Soviet film star and winner of a Cannes award Tatiana Samoilova has passed away at the age of 80 after suffering from heart complications, news reports said.
Samoilova was hospitalized on Sunday as she celebrated her latest birthday, said Sergei Lazaruk, deputy chairman of the Russian cinematographers union, and died in the early hours of Monday, Lenta.ru reported.
Born May 4, 1934, in Leningrad, Samoilova took up an early interest in ballet and went on to study at the prestigious Stanislavsky and Nemirovich-Danchenko music theater in Moscow.
In 1953, Samoilova enrolled at the Boris Shchukin Theater Institute, where she studied acting for three years before landing the lead role in Mikhail Kalatozov's acclaimed film, The Cranes Are Flying.
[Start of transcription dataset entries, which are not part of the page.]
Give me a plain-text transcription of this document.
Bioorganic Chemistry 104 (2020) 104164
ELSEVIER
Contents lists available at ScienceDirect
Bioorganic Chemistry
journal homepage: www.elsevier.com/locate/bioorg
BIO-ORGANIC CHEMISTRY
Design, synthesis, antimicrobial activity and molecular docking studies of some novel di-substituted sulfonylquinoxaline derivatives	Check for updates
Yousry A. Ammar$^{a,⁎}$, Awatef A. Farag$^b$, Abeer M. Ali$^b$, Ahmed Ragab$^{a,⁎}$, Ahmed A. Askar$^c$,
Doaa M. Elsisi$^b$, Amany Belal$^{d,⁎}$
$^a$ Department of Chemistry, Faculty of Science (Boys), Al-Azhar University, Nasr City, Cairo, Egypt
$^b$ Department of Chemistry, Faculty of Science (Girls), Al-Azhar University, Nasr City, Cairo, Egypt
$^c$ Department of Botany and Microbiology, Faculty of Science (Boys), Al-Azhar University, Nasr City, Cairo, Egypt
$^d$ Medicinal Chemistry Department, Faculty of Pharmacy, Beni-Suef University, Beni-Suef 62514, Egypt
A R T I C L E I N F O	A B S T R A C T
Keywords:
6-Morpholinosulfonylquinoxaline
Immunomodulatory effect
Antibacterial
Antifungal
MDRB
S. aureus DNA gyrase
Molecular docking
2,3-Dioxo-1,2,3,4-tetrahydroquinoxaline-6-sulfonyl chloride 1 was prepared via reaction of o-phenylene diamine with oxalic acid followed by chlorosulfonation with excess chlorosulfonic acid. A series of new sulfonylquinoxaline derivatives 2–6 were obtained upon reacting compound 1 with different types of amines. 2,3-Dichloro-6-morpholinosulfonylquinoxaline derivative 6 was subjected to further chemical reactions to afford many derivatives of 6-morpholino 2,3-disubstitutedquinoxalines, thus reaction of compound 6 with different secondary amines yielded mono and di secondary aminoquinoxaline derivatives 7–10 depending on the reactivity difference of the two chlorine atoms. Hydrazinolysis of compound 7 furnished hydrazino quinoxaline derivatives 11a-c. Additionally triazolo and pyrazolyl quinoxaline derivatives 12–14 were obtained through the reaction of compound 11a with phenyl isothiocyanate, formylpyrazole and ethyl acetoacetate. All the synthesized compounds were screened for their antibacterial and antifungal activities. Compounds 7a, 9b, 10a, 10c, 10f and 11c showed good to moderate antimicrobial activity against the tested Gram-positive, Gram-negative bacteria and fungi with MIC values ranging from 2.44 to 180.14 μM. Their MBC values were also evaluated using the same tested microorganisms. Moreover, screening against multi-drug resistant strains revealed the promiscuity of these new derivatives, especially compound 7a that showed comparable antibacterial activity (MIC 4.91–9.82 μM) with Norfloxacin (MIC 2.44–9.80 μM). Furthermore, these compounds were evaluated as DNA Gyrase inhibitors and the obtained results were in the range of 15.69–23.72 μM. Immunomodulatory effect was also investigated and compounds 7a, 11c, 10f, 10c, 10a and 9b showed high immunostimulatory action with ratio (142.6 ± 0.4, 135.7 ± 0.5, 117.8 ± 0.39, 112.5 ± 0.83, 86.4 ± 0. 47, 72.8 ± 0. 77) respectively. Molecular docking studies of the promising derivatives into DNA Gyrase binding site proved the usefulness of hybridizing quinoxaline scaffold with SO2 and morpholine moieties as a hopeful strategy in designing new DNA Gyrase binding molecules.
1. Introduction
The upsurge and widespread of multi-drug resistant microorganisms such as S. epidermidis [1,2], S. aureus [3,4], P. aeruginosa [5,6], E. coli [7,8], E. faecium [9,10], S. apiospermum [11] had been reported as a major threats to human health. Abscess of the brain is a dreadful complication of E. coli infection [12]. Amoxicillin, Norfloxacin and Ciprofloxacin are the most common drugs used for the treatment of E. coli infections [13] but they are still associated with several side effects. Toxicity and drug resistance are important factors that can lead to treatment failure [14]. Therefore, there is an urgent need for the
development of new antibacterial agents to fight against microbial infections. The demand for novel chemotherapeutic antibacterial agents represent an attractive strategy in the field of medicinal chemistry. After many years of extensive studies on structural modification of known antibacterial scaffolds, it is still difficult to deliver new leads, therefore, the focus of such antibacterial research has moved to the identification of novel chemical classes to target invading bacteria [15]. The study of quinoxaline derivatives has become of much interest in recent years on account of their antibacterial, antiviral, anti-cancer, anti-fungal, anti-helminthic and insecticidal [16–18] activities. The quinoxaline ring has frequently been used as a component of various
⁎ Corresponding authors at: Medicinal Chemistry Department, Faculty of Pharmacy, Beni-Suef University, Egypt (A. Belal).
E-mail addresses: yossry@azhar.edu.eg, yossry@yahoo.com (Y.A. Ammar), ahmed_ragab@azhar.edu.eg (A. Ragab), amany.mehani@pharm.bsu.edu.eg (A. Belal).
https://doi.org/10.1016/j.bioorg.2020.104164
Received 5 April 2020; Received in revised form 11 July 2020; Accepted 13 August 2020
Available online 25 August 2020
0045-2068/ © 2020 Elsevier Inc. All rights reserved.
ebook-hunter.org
Kalatozov's film went on to win the Palme d'Or at the 1958 Cannes Film Festival — the only Russian film ever to win the award — with Samoilova receiving an honorary award for "Most Modest and Charming Actress."
Further roles followed for Samoilova, including in Kalatozov's sequel The Unsent Letter and the title role in Alexanders Zarkhi's 1967 film Anna Karenina. In 1993, Samoilova was named National Artist of Russia, one of the state's highest honors.
Samoilova, who was married four times, leaves behind a son from her third marriage.